Although the book delves very honestly and matter-of-factly into Janet’s trials and tribulations, the album does this in a more subtle way. Cinema Screen, for example, is a catchy, jaunty song that sounds like a breakup track, but really it’s about Janet’s eating disorder. “When I had an eating disorder I personified it almost into a person. I was trying to express the pain you have with breaking up with this disorder. A lot of the time these things we go through are really hard and really crushing. So when you’re trying to break up with something you rely on and confide in, it’s very hard. It’s like an abusive relationship. That’s what I wanted to convey in Cinema Screen. The meaning of track Saint of the Sinners also went over most people’s heads being about self-harm. I want people to be able to listen to the record and enjoy it and still be able to put their own interpretations on it.”
The record also draws from Catholicism with talk of confession, saints and sinners, and forgiveness littered throughout. Having grown up very Catholic, this is something Janet can identify with as she draws comparisons to the therapy that’s helped her realign her life. “One of the things I love about religion, in general, is the language. I even made a massive dictionary of words from Catholicism that I liked and wanted to include on the record. Confession is interesting. It’s been proven through the ages that if you confess to someone, the fact that you’ve admitted it yourself and to another person is a good way to move forward. And more than likely it helps you to not do the same thing again.

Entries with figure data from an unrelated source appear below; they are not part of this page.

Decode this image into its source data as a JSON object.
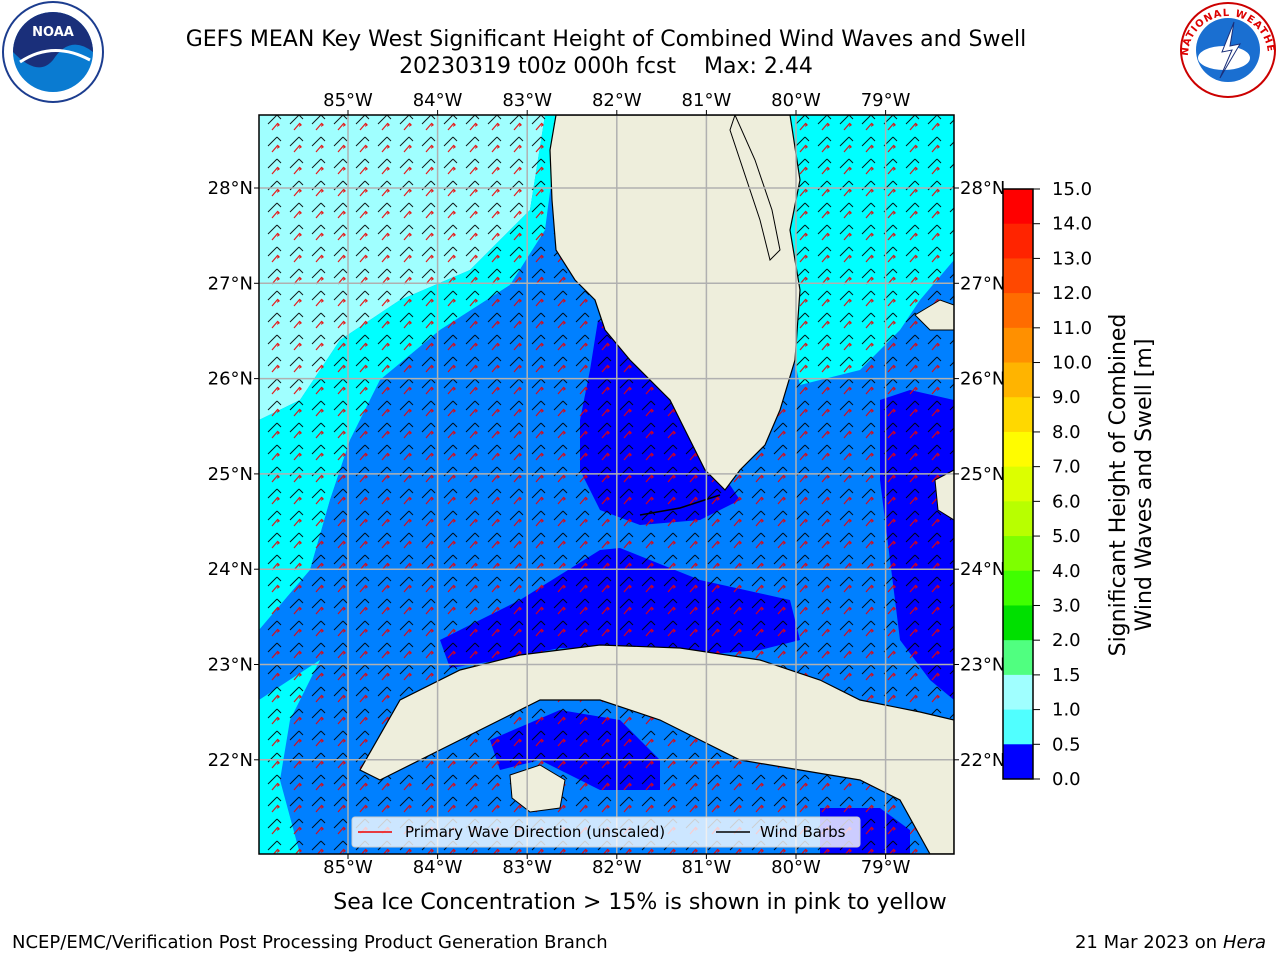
{
  "title_line1": "GEFS MEAN Key West Significant Height of Combined Wind Waves and Swell",
  "title_line2": "20230319 t00z 000h fcst",
  "max_label": "Max: 2.44",
  "logos": {
    "left": "NOAA",
    "right": "NATIONAL WEATHER SERVICE"
  },
  "lon_labels": [
    "85°W",
    "84°W",
    "83°W",
    "82°W",
    "81°W",
    "80°W",
    "79°W"
  ],
  "lat_labels": [
    "28°N",
    "27°N",
    "26°N",
    "25°N",
    "24°N",
    "23°N",
    "22°N"
  ],
  "legend": {
    "wave": "Primary Wave Direction (unscaled)",
    "wind": "Wind Barbs"
  },
  "colorbar": {
    "label_line1": "Significant Height of Combined",
    "label_line2": "Wind Waves and Swell [m]",
    "ticks": [
      "15.0",
      "14.0",
      "13.0",
      "12.0",
      "11.0",
      "10.0",
      "9.0",
      "8.0",
      "7.0",
      "6.0",
      "5.0",
      "4.0",
      "3.0",
      "2.0",
      "1.5",
      "1.0",
      "0.5",
      "0.0"
    ],
    "colors": [
      "#ff0000",
      "#ff2400",
      "#ff4800",
      "#ff6c00",
      "#ff9000",
      "#ffb400",
      "#ffd800",
      "#fffc00",
      "#dcff00",
      "#b8ff00",
      "#7eff00",
      "#40ff00",
      "#00e000",
      "#50ff80",
      "#a0ffff",
      "#50ffff",
      "#00ffff",
      "#0088ff",
      "#0000ff"
    ]
  },
  "footer": {
    "note": "Sea Ice Concentration > 15% is shown in pink to yellow",
    "credit": "NCEP/EMC/Verification Post Processing Product Generation Branch",
    "date": "21 Mar 2023 on",
    "host": "Hera"
  },
  "colors": {
    "land": "#eeeedc",
    "light_cyan": "#a0ffff",
    "cyan": "#50ffff",
    "aqua": "#00ffff",
    "mid_blue": "#0080ff",
    "deep_blue": "#0000ff"
  }
}
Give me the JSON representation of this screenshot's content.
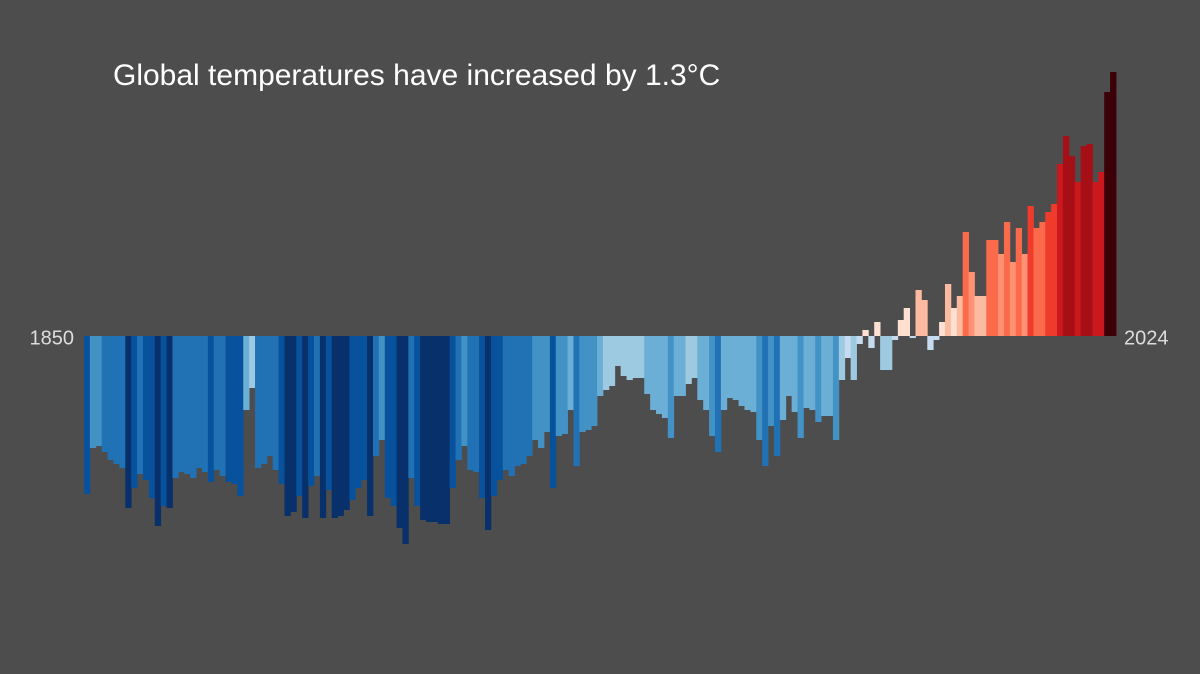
{
  "chart_data": {
    "type": "bar",
    "title": "Global temperatures have increased by 1.3°C",
    "xticks": [
      1850,
      2024
    ],
    "ylim": [
      -1.32,
      1.48
    ],
    "color_scale": [
      "#08306b",
      "#08519c",
      "#2171b5",
      "#4292c6",
      "#6baed6",
      "#9ecae1",
      "#c6dbef",
      "#fee0d2",
      "#fcbba1",
      "#fc9272",
      "#fb6a4a",
      "#ef3b2c",
      "#cb181d",
      "#a50f15",
      "#67000d",
      "#3b0008"
    ],
    "color_range": [
      -1.0,
      1.3
    ],
    "values": [
      -0.79,
      -0.56,
      -0.55,
      -0.58,
      -0.62,
      -0.64,
      -0.66,
      -0.86,
      -0.76,
      -0.69,
      -0.72,
      -0.81,
      -0.95,
      -0.85,
      -0.86,
      -0.71,
      -0.68,
      -0.69,
      -0.71,
      -0.66,
      -0.68,
      -0.73,
      -0.67,
      -0.7,
      -0.73,
      -0.74,
      -0.8,
      -0.37,
      -0.26,
      -0.66,
      -0.64,
      -0.6,
      -0.67,
      -0.74,
      -0.9,
      -0.88,
      -0.8,
      -0.91,
      -0.75,
      -0.7,
      -0.91,
      -0.77,
      -0.91,
      -0.9,
      -0.87,
      -0.82,
      -0.76,
      -0.72,
      -0.9,
      -0.6,
      -0.52,
      -0.81,
      -0.85,
      -0.96,
      -1.04,
      -0.71,
      -0.85,
      -0.92,
      -0.93,
      -0.93,
      -0.94,
      -0.94,
      -0.76,
      -0.62,
      -0.55,
      -0.67,
      -0.68,
      -0.81,
      -0.97,
      -0.8,
      -0.72,
      -0.67,
      -0.7,
      -0.65,
      -0.64,
      -0.6,
      -0.52,
      -0.56,
      -0.48,
      -0.76,
      -0.5,
      -0.49,
      -0.37,
      -0.65,
      -0.48,
      -0.47,
      -0.45,
      -0.3,
      -0.27,
      -0.25,
      -0.15,
      -0.2,
      -0.22,
      -0.21,
      -0.21,
      -0.29,
      -0.37,
      -0.39,
      -0.41,
      -0.51,
      -0.3,
      -0.3,
      -0.24,
      -0.21,
      -0.32,
      -0.37,
      -0.5,
      -0.58,
      -0.37,
      -0.31,
      -0.32,
      -0.35,
      -0.37,
      -0.38,
      -0.52,
      -0.65,
      -0.45,
      -0.6,
      -0.42,
      -0.3,
      -0.38,
      -0.51,
      -0.36,
      -0.37,
      -0.43,
      -0.4,
      -0.4,
      -0.52,
      -0.22,
      -0.11,
      -0.22,
      -0.04,
      0.03,
      -0.06,
      0.07,
      -0.17,
      -0.17,
      -0.02,
      0.08,
      0.14,
      -0.01,
      0.23,
      0.18,
      -0.07,
      -0.02,
      0.07,
      0.26,
      0.14,
      0.2,
      0.52,
      0.32,
      0.2,
      0.2,
      0.48,
      0.48,
      0.41,
      0.57,
      0.37,
      0.54,
      0.41,
      0.65,
      0.54,
      0.57,
      0.62,
      0.66,
      0.86,
      1.0,
      0.9,
      0.77,
      0.95,
      0.96,
      0.77,
      0.82,
      1.22,
      1.32
    ]
  }
}
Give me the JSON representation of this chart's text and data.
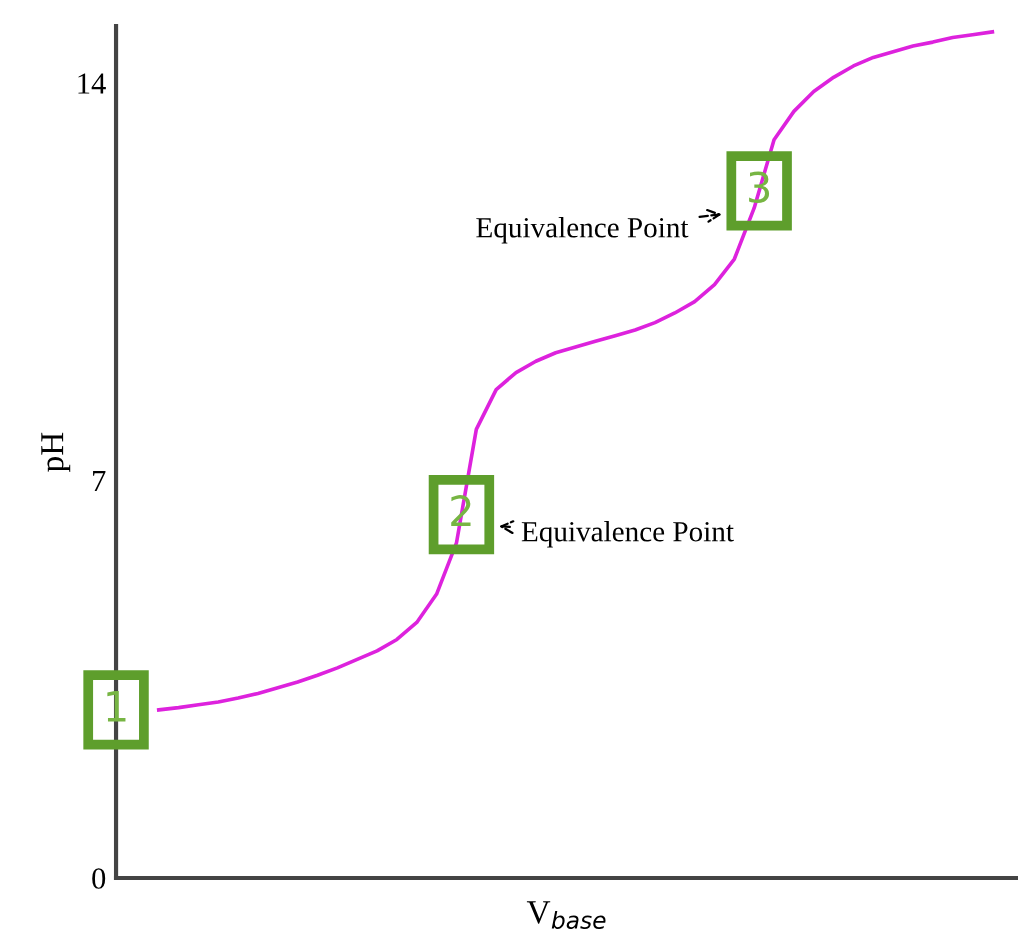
{
  "chart_data": {
    "type": "line",
    "xlabel": "V$_{base}$",
    "ylabel": "pH",
    "categories": [
      null,
      null,
      null,
      null,
      null,
      null,
      null,
      null,
      null,
      null,
      null,
      null,
      null,
      null,
      null,
      null,
      null,
      null,
      null,
      null,
      null,
      null,
      null,
      null,
      null,
      null,
      null,
      null,
      null,
      null,
      null,
      null,
      null,
      null,
      null,
      null,
      null,
      null,
      null,
      null,
      null,
      null,
      null
    ],
    "series": [
      {
        "color": "#dd22dd",
        "values": [
          2.96,
          3.0,
          3.05,
          3.1,
          3.17,
          3.25,
          3.35,
          3.45,
          3.57,
          3.7,
          3.85,
          4.0,
          4.2,
          4.5,
          5.0,
          5.9,
          7.9,
          8.6,
          8.9,
          9.1,
          9.25,
          9.35,
          9.45,
          9.55,
          9.65,
          9.78,
          9.95,
          10.15,
          10.45,
          10.9,
          11.8,
          13.0,
          13.5,
          13.85,
          14.1,
          14.3,
          14.45,
          14.55,
          14.65,
          14.72,
          14.8,
          14.85,
          14.9
        ]
      }
    ],
    "ylim": [
      0,
      15
    ],
    "yticks": [
      0,
      7,
      14
    ],
    "tick_labels": "y",
    "grid": false,
    "legend": false,
    "marker": "none",
    "line_style": "solid",
    "annotations": [
      {
        "text": "1",
        "y": 2.96
      },
      {
        "text": "2",
        "y": 6.4
      },
      {
        "text": "3",
        "y": 12.1
      },
      "Equivalence Point",
      "Equivalence Point"
    ]
  }
}
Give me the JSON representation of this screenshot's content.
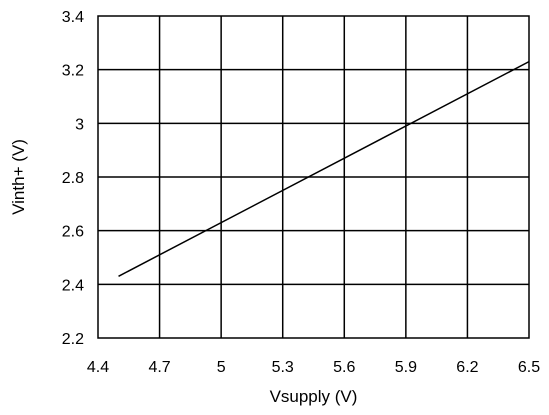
{
  "chart_data": {
    "type": "line",
    "title": "",
    "xlabel": "Vsupply (V)",
    "ylabel": "Vinth+ (V)",
    "xlim": [
      4.4,
      6.5
    ],
    "ylim": [
      2.2,
      3.4
    ],
    "grid": true,
    "x_ticks": [
      "4.4",
      "4.7",
      "5",
      "5.3",
      "5.6",
      "5.9",
      "6.2",
      "6.5"
    ],
    "y_ticks": [
      "2.2",
      "2.4",
      "2.6",
      "2.8",
      "3",
      "3.2",
      "3.4"
    ],
    "series": [
      {
        "x": [
          4.5,
          6.5
        ],
        "y": [
          2.43,
          3.23
        ]
      }
    ]
  }
}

That’s what I wanted to do with this record, I wanted to get these things off my chest so I could move forward. Just like therapy it comes down to the whole talking about things and being open and honest. I very much like to live my life that way. It sometimes scares a lot of people away, but that’s ok!”
The record feels like a real turning point for Janet Devlin, allowing the singer to get everything out in the open, both metaphorically and physically: “I’m very excited for people to hear it. I’m also afraid for when it’s something like two days after the record’s been out and people have got their books… that’s going to be a weird time. People are going to have a lot of questions! But I’m so excited about the feeling of freedom. To finally know that it’s out there… that’s going to be a lovely feeling.”
Janet Devlin releases new album ‘Confessional’ and accompanying book ‘My Confessional’ on June 5th 2020. Both are available from the official Janet Devlin website and online music stores and outlets.